This week’s The Simpsons starts on a bit of a random tangent as only The Simpsons can do – the Simpson family becomes terrorized by a bald eagle. The eagle had been attracted to the bird feeder in their back yard or, more specifically, to the birds feeding in the bird feeder in their back yard.
Marge tries to cover up “the circle of life” when Lisa sees the eagle scoop up a talonfull of food, but the hard evidence does not lie – the eagle drops a tiny bird skeleton at her feet.
After using a game of Mousetrap to ensnare the bird (don’t ask) in Bart’s room, they decide to nurse it back to health, naming it “Squawkey” in the process.
“Squawkey, until I met you,” Bart says as they set the eagle free, “I never thought I could love something bald.”
The eagle is then incinerated by a rocket.

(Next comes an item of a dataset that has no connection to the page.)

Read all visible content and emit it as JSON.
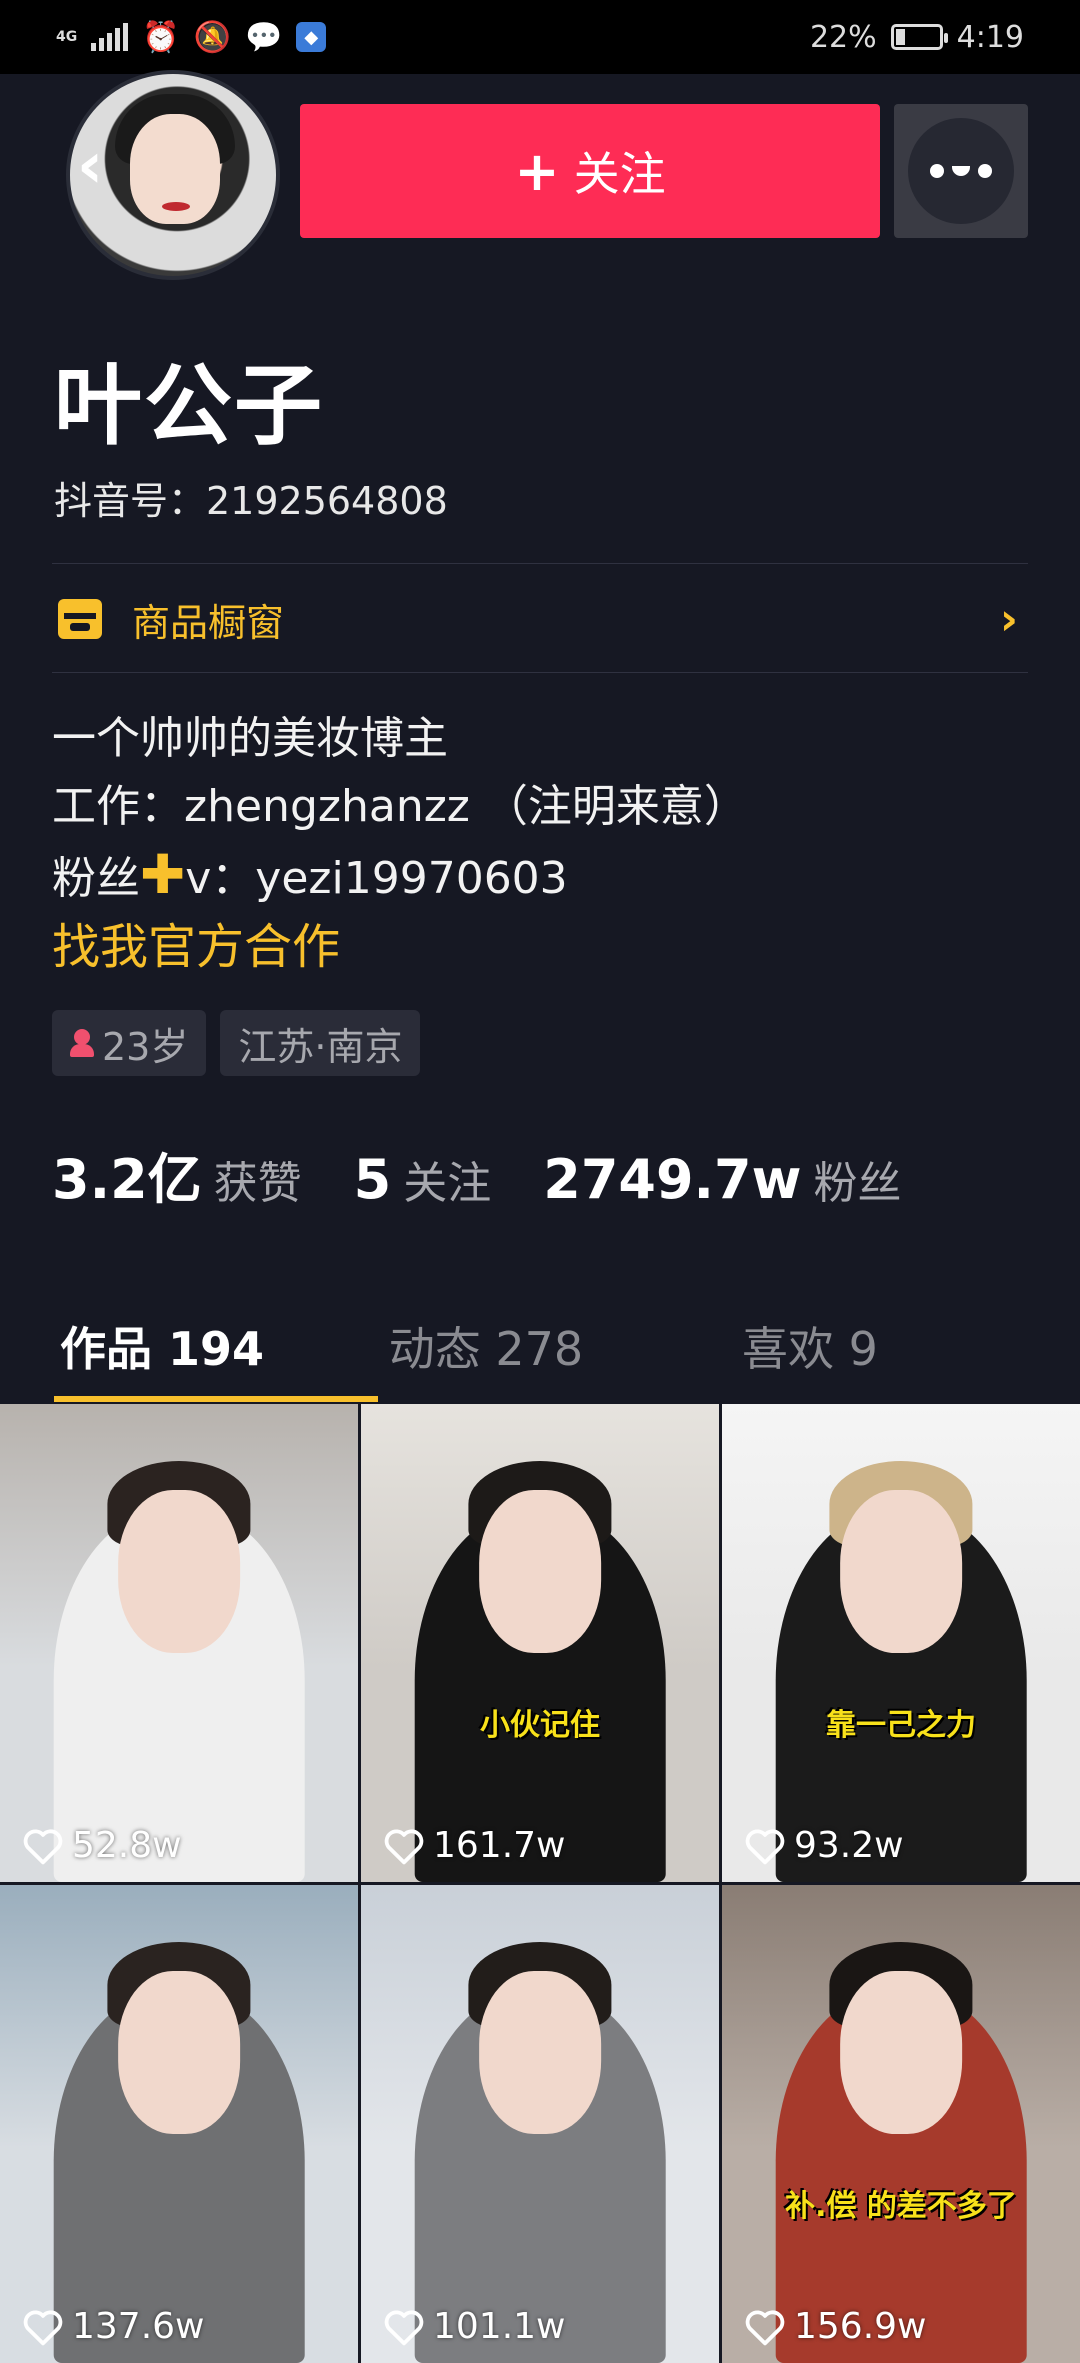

Naturally.
Thus starts the story proper of the episode. Elon Musk (voiced by the actual Elon Musk), proclaimed “perhaps the greatest living inventor” by Lisa, steps forth from the rocket in a quest to rejuvenate his inventing prowess. This being The Simpsons, Musk finds his inspiration in Homer, taking Homer’s “Homerisms” and channeling them into ideas.
When Homer introduces Musk to the suggestion box at the nuclear power plant, he attracts the attention of Mr. Burns, finally bringing good ol’ Burnsie back into a major plot line. Burns offers to hire Musk, and Musk agrees to work… for free, clearly something Mr. Burns cannot fathom.
Musk’s inventions bring significant changes to Springfield, including free, self-driving cars for everyone and a “Hyperloop,” a public transportation system that resembles an upgrade to the old Monorail. With all of this energy conservation, Burns’s power plant is set to operate in a significant financial loss, triggering “The Great ePression.”
Burns and his team of “seasoned” hit men (“Just because a man can’t see or hold his hands steady doesn’t make him any less of a marksman”) attempt a hit on Musk’s life, but their efforts fail miserably. They all die from the recoil.
Homer makes the ultimate decision to “break up” with Musk because Springfield wasn’t ready for his innovations. Musk boards his rocket and leaves town to Marge’s cheerful “Our town will never forgive you!”
Overall, the episode was kind of a middling, average effort. It offered up pockets of good jokes here and there, but it felt generally flat and meandering. I had personally never heard of Elon Musk and, when I Googled the episode to discover what actor so flatly read the part, was quite surprised to discover he was an actual real-live person. I’ve got to get out more, apparently…
A few other amusing notes…
- Kent Brockman: “Attention fans of the The Little Rascals! The last of them died today in Palm Springs.”
- Homer’s self-driving car detours from its path to the power plant and parks in front of Moe’s Tavern. “Force of habit,” it says.
- The Springfield Depression Museum features a sign reading “Now more depressed than ever.”
- Musk gives Bart a “real working light saber.” Bart subsequently slices down a tree in the backyard.
- As Musk returns to space, he’s seen playing The Simpsons: Tapped Out.